Wenn Abraham das gesehen hätte, er wäre wohl mindestens pikiert gewesen - hatte er Lewandowski doch auf dem Rasen der Commerzbank Arena zu seinem Privatgegner auserkoren. Mehrmals waren Abraham und Lewandowski aneinandergeraten: vor dem 0:2 etwa, kurz vor der Halbzeitpause und schließlich noch einmal Mitte der zweiten Halbzeit. Und dann will der Abwehrkollege tatsächlich auch noch das Trikot von ihm? Was bildet der sich ein!
Beim finalen Aufeinandertreffen hatte Abraham Lewandowski mit dem Ellenbogen ins Gesicht geschlagen und war dafür mit der Gelben Karte davongekommen.
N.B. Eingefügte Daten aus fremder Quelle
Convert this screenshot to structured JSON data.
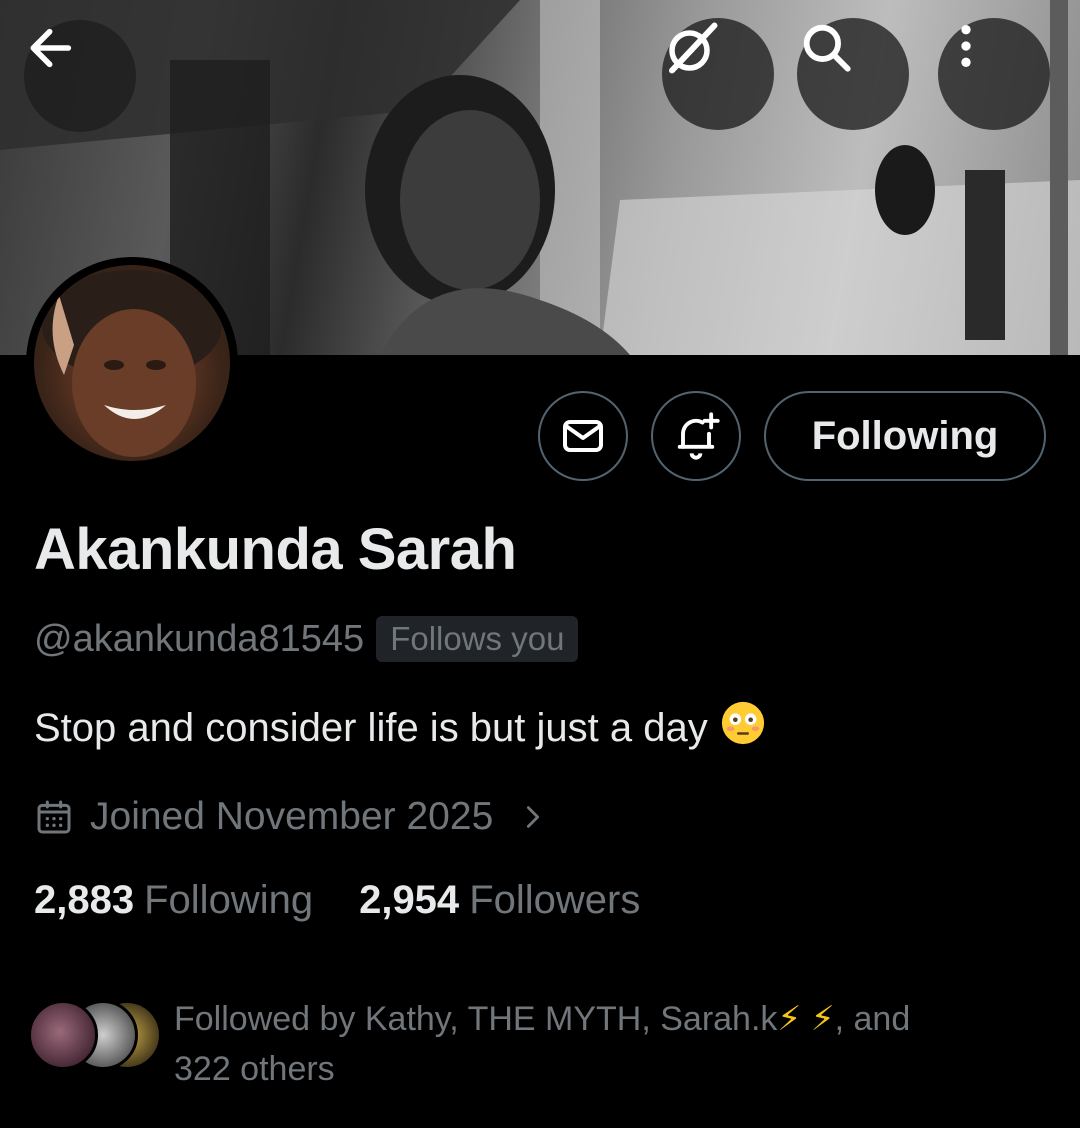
{
  "header": {
    "back_icon": "arrow-left-icon",
    "grok_icon": "grok-icon",
    "search_icon": "search-icon",
    "more_icon": "more-vertical-icon"
  },
  "profile": {
    "name": "Akankunda Sarah",
    "handle": "@akankunda81545",
    "follows_you": "Follows you",
    "bio": "Stop and consider life is but just a day",
    "bio_emoji": "flushed-face-emoji",
    "joined": "Joined November 2025",
    "following_count": "2,883",
    "following_label": "Following",
    "followers_count": "2,954",
    "followers_label": "Followers"
  },
  "actions": {
    "message_icon": "mail-icon",
    "notify_icon": "bell-plus-icon",
    "following_button": "Following"
  },
  "followed_by": {
    "prefix": "Followed by Kathy, THE MYTH, Sarah.k",
    "bolt": "⚡",
    "suffix": ", and",
    "others": "322 others"
  },
  "colors": {
    "background": "#000000",
    "text_primary": "#e7e9ea",
    "text_secondary": "#71767b",
    "border": "#536471",
    "badge_bg": "#202327",
    "bolt": "#f5c518"
  }
}
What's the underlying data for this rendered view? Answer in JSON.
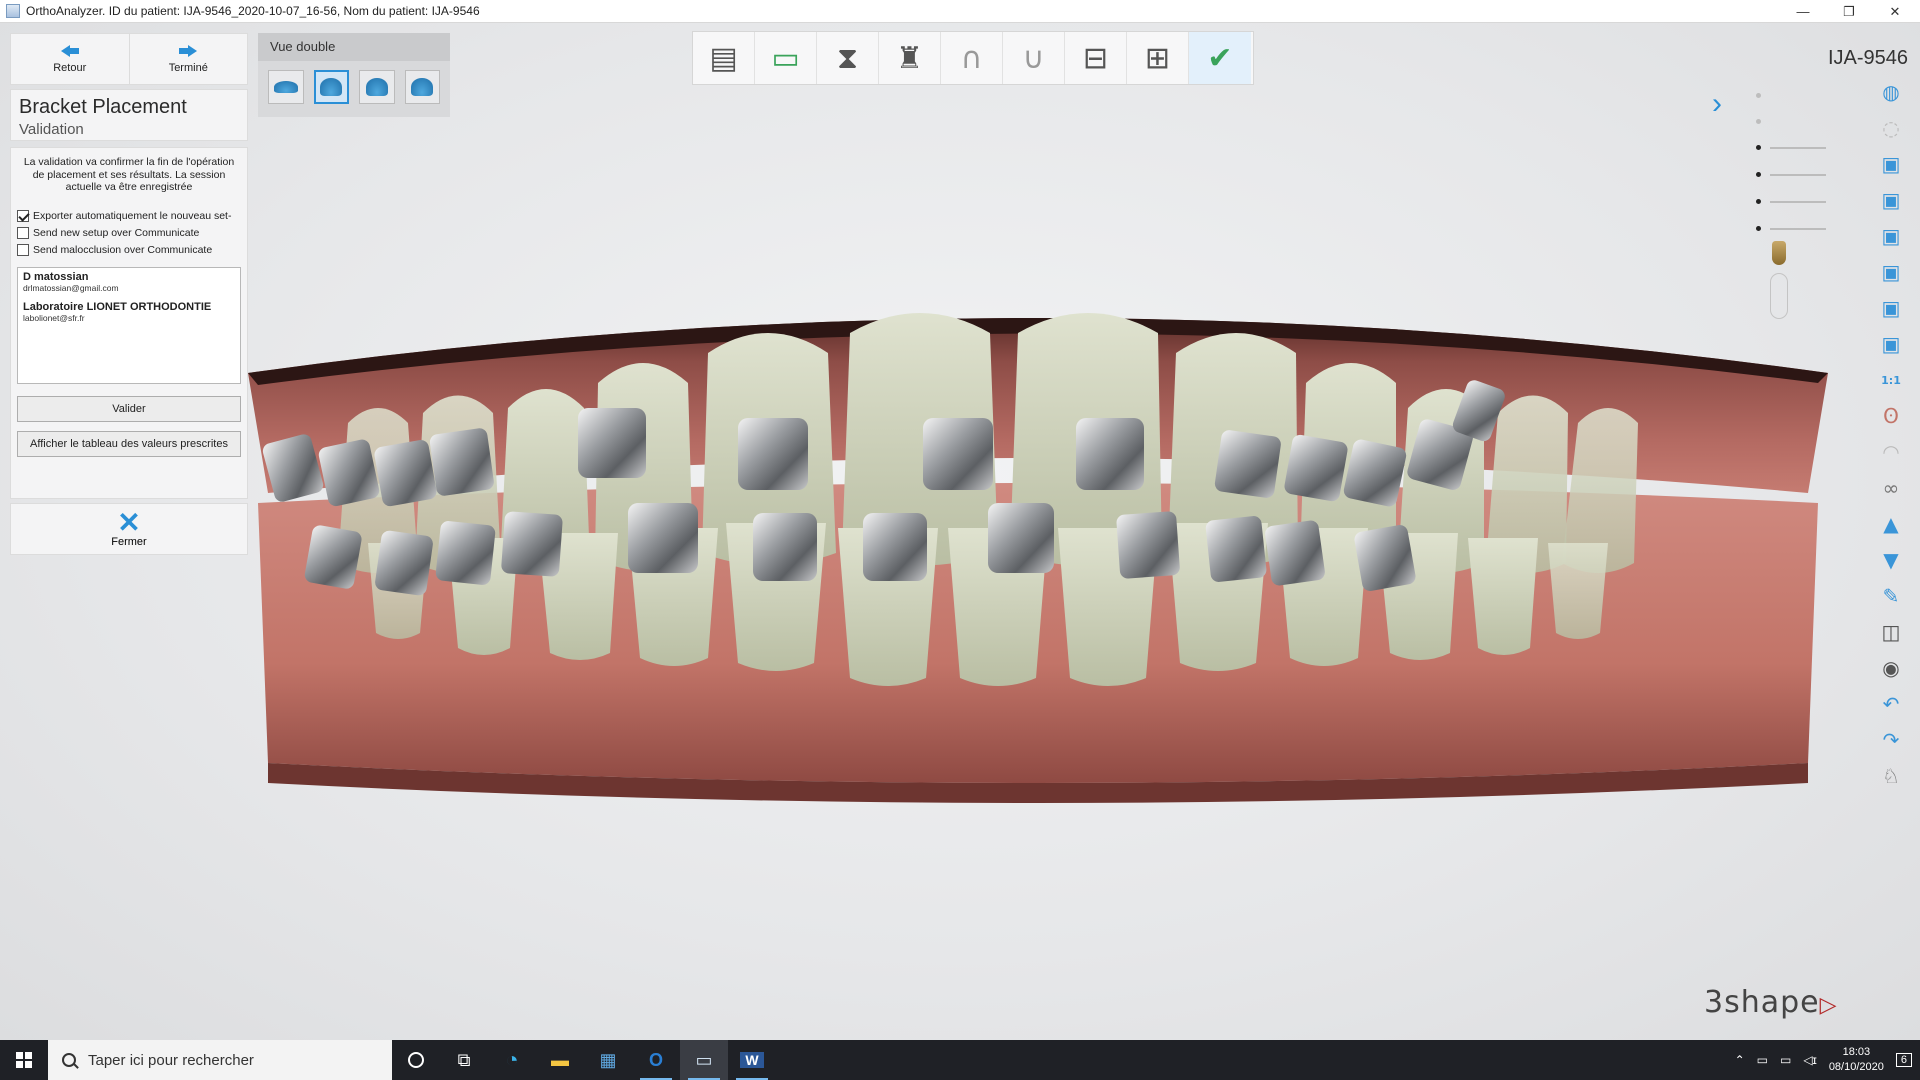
{
  "window": {
    "title": "OrthoAnalyzer. ID du patient: IJA-9546_2020-10-07_16-56, Nom du patient:  IJA-9546",
    "minimize": "—",
    "restore": "❐",
    "close": "✕"
  },
  "nav": {
    "back_label": "Retour",
    "done_label": "Terminé"
  },
  "step": {
    "title": "Bracket Placement",
    "subtitle": "Validation"
  },
  "validation": {
    "description": "La validation va confirmer la fin de l'opération de placement et ses résultats. La session actuelle va être enregistrée",
    "options": [
      {
        "label": "Exporter automatiquement le nouveau set-",
        "checked": true
      },
      {
        "label": "Send new setup over Communicate",
        "checked": false
      },
      {
        "label": "Send malocclusion over Communicate",
        "checked": false
      }
    ],
    "contacts": [
      {
        "name": "D matossian",
        "email": "drlmatossian@gmail.com"
      },
      {
        "name": "Laboratoire LIONET ORTHODONTIE",
        "email": "labolionet@sfr.fr"
      }
    ],
    "validate_label": "Valider",
    "table_label": "Afficher le tableau des valeurs prescrites",
    "close_label": "Fermer"
  },
  "view_panel": {
    "title": "Vue double",
    "selected_index": 1
  },
  "toolbar": {
    "items": [
      {
        "name": "model-base-icon",
        "glyph": "▤"
      },
      {
        "name": "occlusion-map-icon",
        "glyph": "▭"
      },
      {
        "name": "tooth-axis-icon",
        "glyph": "⧗"
      },
      {
        "name": "tooth-root-icon",
        "glyph": "♜"
      },
      {
        "name": "upper-arch-icon",
        "glyph": "∩"
      },
      {
        "name": "lower-arch-icon",
        "glyph": "∪"
      },
      {
        "name": "bracket-upper-icon",
        "glyph": "⊟"
      },
      {
        "name": "bracket-lower-icon",
        "glyph": "⊞"
      },
      {
        "name": "bracket-validate-icon",
        "glyph": "✔"
      }
    ]
  },
  "patient_id": "IJA-9546",
  "logo": {
    "text": "3shape",
    "accent": "#b22a2a"
  },
  "right_tools": [
    {
      "name": "shading-icon",
      "glyph": "◍"
    },
    {
      "name": "texture-icon",
      "glyph": "◌"
    },
    {
      "name": "view-front-icon",
      "glyph": "▣"
    },
    {
      "name": "view-back-icon",
      "glyph": "▣"
    },
    {
      "name": "view-left-icon",
      "glyph": "▣"
    },
    {
      "name": "view-right-icon",
      "glyph": "▣"
    },
    {
      "name": "view-top-icon",
      "glyph": "▣"
    },
    {
      "name": "view-bottom-icon",
      "glyph": "▣"
    },
    {
      "name": "scale-1-1-icon",
      "glyph": "1:1"
    },
    {
      "name": "gum-icon",
      "glyph": "ʘ"
    },
    {
      "name": "cast-icon",
      "glyph": "◠"
    },
    {
      "name": "link-icon",
      "glyph": "∞"
    },
    {
      "name": "upper-jaw-icon",
      "glyph": "▲"
    },
    {
      "name": "lower-jaw-icon",
      "glyph": "▼"
    },
    {
      "name": "measure-icon",
      "glyph": "✎"
    },
    {
      "name": "section-icon",
      "glyph": "◫"
    },
    {
      "name": "camera-icon",
      "glyph": "◉"
    },
    {
      "name": "undo-icon",
      "glyph": "↶"
    },
    {
      "name": "redo-icon",
      "glyph": "↷"
    },
    {
      "name": "tooth-icon",
      "glyph": "♘"
    }
  ],
  "taskbar": {
    "search_placeholder": "Taper ici pour rechercher",
    "time": "18:03",
    "date": "08/10/2020",
    "notifications": "6"
  },
  "colors": {
    "accent": "#2a8fd6",
    "gum": "#c2736b",
    "tooth": "#c9cdb4",
    "bracket": "#8c8f93"
  }
}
Lewandowski regte sich auf und die beiden Mannschaften gingen gestenreich und im Rudel aufeinander los. "Das war komplett unnötig, das macht man nicht", sagte Sportdirektor Hasan Salihamidzic nach dem Spiel über die Aktion von Abraham: "Lewy hat sich zurecht aufgeregt."
Robert Lewandowski: Dreierpack und Auswechselung
Trainer Niko Kovac jedenfalls wollte nach dieser Rudelbildung keinen weitere Ärger riskieren und beorderte Lewandowski für Sandro Wagner vom Feld. Daraufhin schlenderte Lewandowski Richtung Seitenauslinie und die Frankfurter Fans begannen zu pfeifen. Lewandowski drehte sich nochmal um und machte eine abfällige Geste in Richtung der zurückgelassenen Rudelbildung und die Fans pfiffen - was kaum für möglich gehalten wurde - noch etwas lauter.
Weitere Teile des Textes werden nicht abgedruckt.